Depuis le 1er août, l’impression automatique du ticket de caisse pour les petits achats du quotidien n’est plus une obligation, conformément à la loi relative à la lutte contre le gaspillage et à l’économie circulaire (AGEC). Cette mesure symbolique n'est qu'un timide début, et il reste beaucoup à faire pour transformer nos mentalités, nos modes de production et de consommation.
La France a l'étoffe de devenir un champion de l'économie circulaire, si on s'attaque correctement à une des problématiques clés : la formation. Aujourd'hui, il est regrettable que le projet de loi relatif à l’industrie verte, discuté dernièrement au Parlement, n’ait pas abordé la question cruciale du recrutement et de la formation, malgré leur rôle primordial dans la réindustrialisation de notre pays.
Les filières manuelles sont délaissées
Pour illustrer notre retard, prenons un exemple concret. D’après le GIFAM, en 2022, le gros électroménager représente 16,6 millions de produits neufs vendus pour seulement 500.000 produits reconditionnés, soit 3 % du volume du neuf. Les volumes réparés, nettoyés et réintroduits sur le marché sont bien insuffisants pour changer les modes de consommation. Cette problématique s’inscrit d’ailleurs dans le débat public sur la réindustrialisation de la France, le Remade in France et la vision France 2030.
Nous avons les compétences, les infrastructures et la volonté pour réussir ce défi, lancer un mouvement vers le reconditionnement. Alors qu’est-ce qui cloche ? Une partie du problème réside dans le manque de techniciens et techniciennes experts. Il subsiste, en France, une réticence, voire une gêne, à exercer un métier manuel. Les filières manuelles sont délaissées et les investissements manquent pour pousser les jeunes dans cette direction. Cette situation nous plombe : pour atteindre ne serait-ce que 15 % du gros électroménager reconditionné, nous avons besoin de 2.700 techniciens reconditionneurs et plus de 10.000 opérateurs. Autant dire qu’un changement est urgent, si ce n’est capital.
Pousser la reconversion
Redorer ces professions exigeantes et indispensables doit être une priorité pour transformer la France en leader de l’économie circulaire, pionnière en matière de reconditionnement et de réemploi. Concrètement, il faut agir sur plusieurs leviers : la formation et l'attractivité des métiers liés au réemploi. D’une part, agir sur la rémunération et le temps de travail est un levier qui permet d’attirer et de fidéliser les femmes et les hommes dont les compétences techniques sont rares. La communication est également clé : le métier de reconditionneur est nouveau et peu reconnu, pourtant il répond à une quête de sens et un besoin de nouvelles conditions de travail pouvant attirer de nouvelles recrues. D’autre part, il faut prendre les devants en termes de formation professionnelle.

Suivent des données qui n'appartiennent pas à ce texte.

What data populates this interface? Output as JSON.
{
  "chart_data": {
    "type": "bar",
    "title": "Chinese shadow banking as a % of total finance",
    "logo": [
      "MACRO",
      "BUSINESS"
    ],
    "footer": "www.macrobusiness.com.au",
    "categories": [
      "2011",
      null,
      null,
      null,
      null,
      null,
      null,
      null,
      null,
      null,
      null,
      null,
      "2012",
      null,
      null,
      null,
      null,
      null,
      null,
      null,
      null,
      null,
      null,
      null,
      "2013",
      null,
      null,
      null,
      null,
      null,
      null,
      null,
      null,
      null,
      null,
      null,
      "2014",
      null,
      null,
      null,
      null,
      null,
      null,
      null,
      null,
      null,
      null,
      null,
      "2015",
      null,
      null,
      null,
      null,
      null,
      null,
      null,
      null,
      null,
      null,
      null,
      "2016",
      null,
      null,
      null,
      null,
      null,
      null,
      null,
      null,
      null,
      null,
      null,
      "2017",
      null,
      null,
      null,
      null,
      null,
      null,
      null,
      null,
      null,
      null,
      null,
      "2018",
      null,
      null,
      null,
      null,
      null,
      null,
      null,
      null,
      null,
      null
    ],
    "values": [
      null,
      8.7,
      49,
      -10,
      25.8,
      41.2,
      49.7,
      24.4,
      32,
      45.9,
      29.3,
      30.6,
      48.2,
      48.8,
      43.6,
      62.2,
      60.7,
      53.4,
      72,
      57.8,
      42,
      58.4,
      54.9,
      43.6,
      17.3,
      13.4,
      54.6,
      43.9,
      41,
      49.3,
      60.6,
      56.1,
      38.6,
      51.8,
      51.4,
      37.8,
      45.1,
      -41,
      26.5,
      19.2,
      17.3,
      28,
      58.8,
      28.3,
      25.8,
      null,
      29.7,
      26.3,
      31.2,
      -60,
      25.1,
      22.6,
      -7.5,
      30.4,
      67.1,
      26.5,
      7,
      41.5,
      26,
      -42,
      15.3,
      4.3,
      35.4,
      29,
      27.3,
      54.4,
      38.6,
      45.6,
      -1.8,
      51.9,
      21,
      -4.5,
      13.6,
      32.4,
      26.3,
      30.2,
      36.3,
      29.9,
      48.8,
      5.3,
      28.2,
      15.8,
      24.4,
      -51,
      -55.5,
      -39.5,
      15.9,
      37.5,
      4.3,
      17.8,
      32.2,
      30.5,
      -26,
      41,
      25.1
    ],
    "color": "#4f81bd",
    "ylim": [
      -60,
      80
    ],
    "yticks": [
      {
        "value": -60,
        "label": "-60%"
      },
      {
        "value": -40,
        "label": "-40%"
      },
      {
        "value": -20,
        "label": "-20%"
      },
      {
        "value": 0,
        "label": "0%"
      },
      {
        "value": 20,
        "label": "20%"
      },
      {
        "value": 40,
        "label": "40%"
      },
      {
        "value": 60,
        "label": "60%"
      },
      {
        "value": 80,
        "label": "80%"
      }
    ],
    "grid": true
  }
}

Nous devons aider les jeunes et les moins jeunes à se former de manière pratique à ces métiers du futur.
Des formations en interne devront être portées par les structures privées. Mais il s’agit d’une solution sur le court terme. Pour construire une véritable filière de reconditionnement en France, il faut penser plus loin et mettre en avant les formations, en investissant dans les organismes de formation traditionnels, en poussant la reconversion. Autant de sujets oubliés dans le projet de loi de l'industrie verte pour l’instant et pourtant primordiaux.
Aujourd’hui, et seulement en France, 48 appareils électroménagers (petits et gros) sont jetés chaque
minute, soit 25 millions à l’année. Si nous voulons répondre à l’urgence climatique, agissons pour la réduction des déchets et de la production. C’est un des principaux leviers pour diminuer notre empreinte, alors que depuis le 2 août, jour du dépassement, nous vivons en situation de dette écologique.
Les femmes et les hommes qui œuvrent, et œuvreront demain à plus grande échelle, en faveur de
cette mission, doivent être reconnus à leur juste valeur comme des acteurs essentiels de la transition écologique. C’est en redonnant du sens et de la fierté à ces professions et en investissant dans la formation que nous ferons de la France, une nation du réemploi.